Sample-Efficient Learning for Industrial Assembly using Qgraph-bounded DDPG.

Recent progress in deep reinforcement learning has enabled agents to autonomously learn complex control strategies from scratch. Model-free approaches like Deep Deterministic Policy Gradients (DDPG) seem promising for applications with intricate dynamics, such as contact-rich manipulation tasks. However, these methods typically require large amounts of training data or meticulous hyperparameter tuning, limiting their usefulness for real-world robotics applications. In this paper, we evaluate and benchmark our recently proposed approach for improving model-free reinforcement learning with DDPG through Qgraph-based bounds in temporal difference learning. We directly apply the algorithm to a challenging real-world industrial insertion task and assess its performance (see https://youtu.be/Z_GcNbCWE-E).
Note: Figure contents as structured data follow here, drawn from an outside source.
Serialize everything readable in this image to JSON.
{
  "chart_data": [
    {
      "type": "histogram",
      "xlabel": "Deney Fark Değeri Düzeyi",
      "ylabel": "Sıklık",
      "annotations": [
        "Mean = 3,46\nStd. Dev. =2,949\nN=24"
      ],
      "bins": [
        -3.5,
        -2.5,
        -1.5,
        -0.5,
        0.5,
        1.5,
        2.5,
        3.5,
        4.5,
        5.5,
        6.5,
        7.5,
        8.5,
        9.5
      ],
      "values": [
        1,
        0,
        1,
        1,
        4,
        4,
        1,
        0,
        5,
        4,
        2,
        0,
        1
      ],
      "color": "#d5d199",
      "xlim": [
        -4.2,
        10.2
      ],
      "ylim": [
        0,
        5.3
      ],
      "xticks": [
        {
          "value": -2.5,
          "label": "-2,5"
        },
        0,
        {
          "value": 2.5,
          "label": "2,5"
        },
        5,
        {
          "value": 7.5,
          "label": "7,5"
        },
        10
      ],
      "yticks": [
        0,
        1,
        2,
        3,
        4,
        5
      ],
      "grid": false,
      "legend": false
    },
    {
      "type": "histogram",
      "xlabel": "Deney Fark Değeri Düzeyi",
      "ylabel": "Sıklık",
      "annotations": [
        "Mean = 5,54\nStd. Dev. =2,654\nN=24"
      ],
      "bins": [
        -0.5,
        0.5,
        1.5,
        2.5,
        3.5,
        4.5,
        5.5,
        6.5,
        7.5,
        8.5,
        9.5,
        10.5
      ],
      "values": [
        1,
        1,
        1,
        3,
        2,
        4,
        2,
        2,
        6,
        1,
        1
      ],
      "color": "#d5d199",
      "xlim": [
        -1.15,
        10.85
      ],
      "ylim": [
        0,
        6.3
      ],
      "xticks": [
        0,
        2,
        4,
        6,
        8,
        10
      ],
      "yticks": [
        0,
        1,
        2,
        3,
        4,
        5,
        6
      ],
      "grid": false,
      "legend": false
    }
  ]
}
Empirical results show that the insertion task can be learned despite significant frictional forces and uncertainty, even in sparse-reward settings. We present an in-depth comparison based on a large number of experiments and demonstrate the advantages and performance of Qgraph-bounded DDPG: the learning process can be significantly sped up, robustified against bad choices of hyperparameters and runs with less memory requirements. Lastly, the presented results extend the current theoretical understanding of the link between data graph structure and soft divergence in DDPG.